Prescriptions written by an outside licensed physician or other outside licensed provider may be filled at the Health Centers, provided they comply with applicable New York State law. The same co-pays described above will be charged for formulary drugs. And drugs not appearing on the formulary may be provided at cost.

What Is a Generic Drug?

Generic drugs work in exactly the same way as their brand-name counterparts and are ensured by the Food and Drug Administration (FDA) to be equally as safe and effective.

A generic drug has three key characteristics:

  1. It must have the same active ingredients, dosage form (e.g., tablet or capsule), strength, and route of administration (e.g., oral or IV) as its brand name counterpart.
  2. It must act on the body in the same manner and to the same degree as the original brand-name drug.
  3. It must cost less than the brand-name equivalent.

The Health Benefits Fund Drug Formulary includes many generic drugs. Using generic drugs instead of brand-name drugs is one of the easiest ways to reduce your prescription costs. The Health Benefits Fund health plan provides a lower co-payment for covered generic drugs, compared to brand name drugs.

What Is a Brand-Name Drug?

A brand name drug is patented and sold under the original manufacturer’s brand name. Many brand name drugs with no generic equivalent are included in the Health Benefits Fund Drug Formulary.

Whenever a generic equivalent exists, this is the drug that is covered on the formulary, regardless of whether the drug is listed with a generic name or brand name on the formulary.

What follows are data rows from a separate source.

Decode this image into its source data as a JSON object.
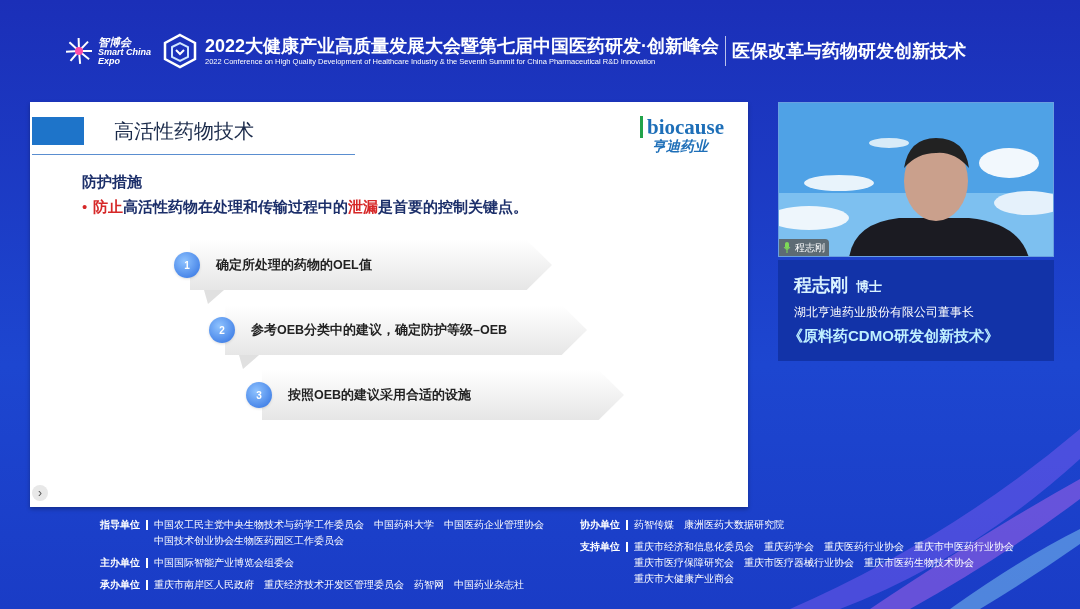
{
  "header": {
    "logo_lines": [
      "智博会",
      "Smart China",
      "Expo"
    ],
    "title": "2022大健康产业高质量发展大会暨第七届中国医药研发·创新峰会",
    "subtitle": "2022 Conference on High Quality Development of Healthcare  Industry &  the Seventh Summit for China Pharmaceutical  R&D Innovation",
    "topic": "医保改革与药物研发创新技术"
  },
  "slide": {
    "title": "高活性药物技术",
    "logo": {
      "brand": "biocause",
      "subtitle": "亨迪药业"
    },
    "section": "防护措施",
    "bullet_mark": "•",
    "bullet": [
      {
        "text": "防止",
        "emphasis": true
      },
      {
        "text": "高活性药物在处理和传输过程中的",
        "emphasis": false
      },
      {
        "text": "泄漏",
        "emphasis": true
      },
      {
        "text": "是首要的控制关键点。",
        "emphasis": false
      }
    ],
    "steps": [
      {
        "number": "1",
        "text": "确定所处理的药物的OEL值"
      },
      {
        "number": "2",
        "text": "参考OEB分类中的建议，确定防护等级–OEB"
      },
      {
        "number": "3",
        "text": "按照OEB的建议采用合适的设施"
      }
    ],
    "nav": "›"
  },
  "video": {
    "name_tag": "程志刚"
  },
  "speaker": {
    "name": "程志刚",
    "honorific": "博士",
    "org": "湖北亨迪药业股份有限公司董事长",
    "talk": "《原料药CDMO研发创新技术》"
  },
  "footer": {
    "left": [
      {
        "label": "指导单位",
        "lines": [
          [
            "中国农工民主党中央生物技术与药学工作委员会",
            "中国药科大学",
            "中国医药企业管理协会"
          ],
          [
            "中国技术创业协会生物医药园区工作委员会"
          ]
        ]
      },
      {
        "label": "主办单位",
        "lines": [
          [
            "中国国际智能产业博览会组委会"
          ]
        ]
      },
      {
        "label": "承办单位",
        "lines": [
          [
            "重庆市南岸区人民政府",
            "重庆经济技术开发区管理委员会",
            "药智网",
            "中国药业杂志社"
          ]
        ]
      }
    ],
    "right": [
      {
        "label": "协办单位",
        "lines": [
          [
            "药智传媒",
            "康洲医药大数据研究院"
          ]
        ]
      },
      {
        "label": "支持单位",
        "lines": [
          [
            "重庆市经济和信息化委员会",
            "重庆药学会",
            "重庆医药行业协会",
            "重庆市中医药行业协会"
          ],
          [
            "重庆市医疗保障研究会",
            "重庆市医疗器械行业协会",
            "重庆市医药生物技术协会"
          ],
          [
            "重庆市大健康产业商会"
          ]
        ]
      }
    ]
  }
}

If you or your doctor chooses a brand name drug when a generic equivalent is available, you will pay the cost for the brand name drug. This does not apply to covered brand name drugs that do not have generic equivalents.

About the Formulary

The formulary is developed and maintained by the Pharmacy and Therapeutics (P&T) Committee. It contains medications approved by the Food and Drug Administration (FDA), which have been reviewed for safety, efficacy, bioequivalency, and cost. The Health Benefits Fund P&T Committee is the governing committee responsible for oversight and approval of policies and procedures concerning formulary management, drug utilization, pharmacy-related quality improvement, educational programs, and other drug-related matters pertaining to patient care. The voting members of the committee include physicians and pharmacists in practice in the Health Centers.

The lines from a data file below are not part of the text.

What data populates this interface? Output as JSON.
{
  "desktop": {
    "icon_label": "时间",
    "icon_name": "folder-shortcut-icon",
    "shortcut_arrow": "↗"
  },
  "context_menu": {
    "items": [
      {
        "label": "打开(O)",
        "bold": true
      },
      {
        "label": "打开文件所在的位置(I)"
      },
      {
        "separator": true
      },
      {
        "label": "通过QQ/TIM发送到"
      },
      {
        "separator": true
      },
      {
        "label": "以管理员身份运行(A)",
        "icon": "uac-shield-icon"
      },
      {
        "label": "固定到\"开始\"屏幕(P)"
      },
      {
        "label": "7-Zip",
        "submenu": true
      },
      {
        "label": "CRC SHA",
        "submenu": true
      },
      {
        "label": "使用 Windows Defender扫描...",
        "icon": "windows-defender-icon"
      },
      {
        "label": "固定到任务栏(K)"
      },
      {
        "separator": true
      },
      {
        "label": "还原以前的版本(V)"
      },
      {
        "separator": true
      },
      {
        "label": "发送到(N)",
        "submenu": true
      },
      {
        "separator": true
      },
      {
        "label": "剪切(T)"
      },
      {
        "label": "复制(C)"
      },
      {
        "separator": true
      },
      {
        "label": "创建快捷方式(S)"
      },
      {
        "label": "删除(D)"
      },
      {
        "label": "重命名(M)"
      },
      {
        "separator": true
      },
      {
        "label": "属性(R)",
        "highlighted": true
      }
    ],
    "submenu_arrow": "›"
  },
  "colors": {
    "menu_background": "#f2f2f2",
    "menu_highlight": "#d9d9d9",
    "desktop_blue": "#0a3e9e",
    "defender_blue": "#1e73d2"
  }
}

For additional information about your prescription drug benefit, please consult your Health Benefits Fund Summary Plan Description. You can also call the Member Services Department at the Health Benefits Fund main office (212-586-6400).

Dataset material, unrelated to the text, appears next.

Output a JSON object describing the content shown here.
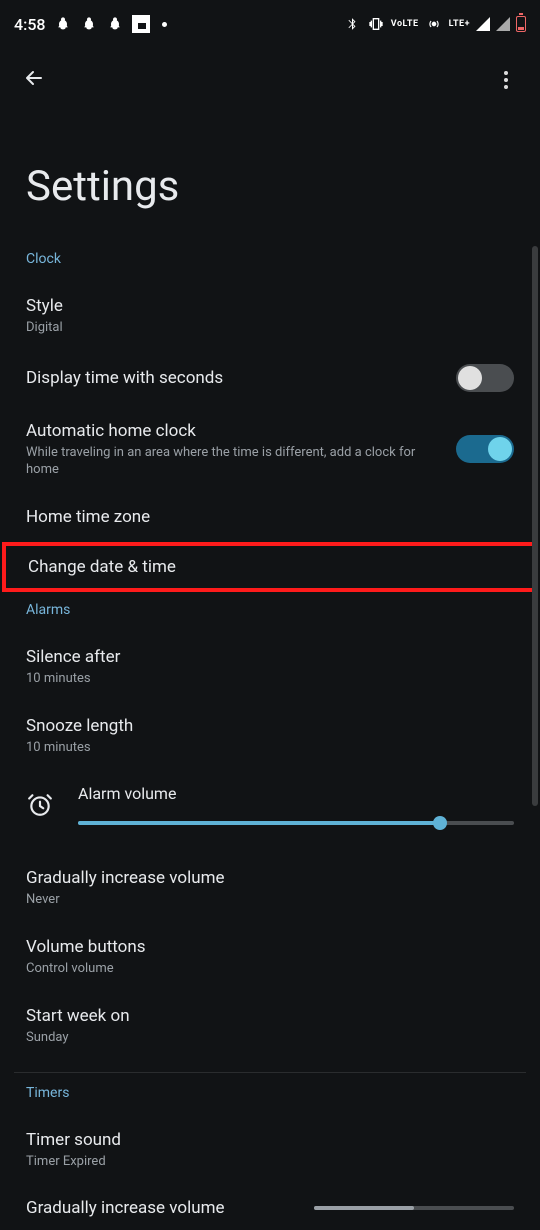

Note: The Health Benefits Fund Drug Formulary applies to outpatient prescription drug benefits available through the Health Center Pharmacies only.

A formulary, currently used by many health plans, is a list of preferred (covered) medications recommended to prescribing physicians. Health Benefits Fund’s Pharmacy and Therapeutics (P&T) Committee uses medical literature to verify that the formulary drugs chosen are clinically effective and safe. Through the use of a drug formulary, we can maximize treatment quality while keeping your prescription drug costs lower.

The Health Benefits Fund Drug Formulary is a comprehensive list of generic and brand name drugs preferred by your Benefits Fund health plan. The fact that a drug is listed in the formulary does not guarantee that it will be prescribed by your physician.

Using the Benefits Fund Drug Formulary

To ensure that the drug your physician prescribes is covered, and to minimize your out-of-pocket expenses, we recommend that physicians consult the Health Benefits Fund Drug Formulary when writing prescriptions. We also ask that you review this formulary to verify that the medications your doctor has prescribed are listed.

It may be helpful to bring your Health Benefits Fund Drug Formulary when you visit your doctor so that you and your doctor can make decisions about alternative medications, if necessary.

If your doctor prescribes a drug that is not listed in the formulary, consider asking your doctor whether a formulary drug may be just as effective.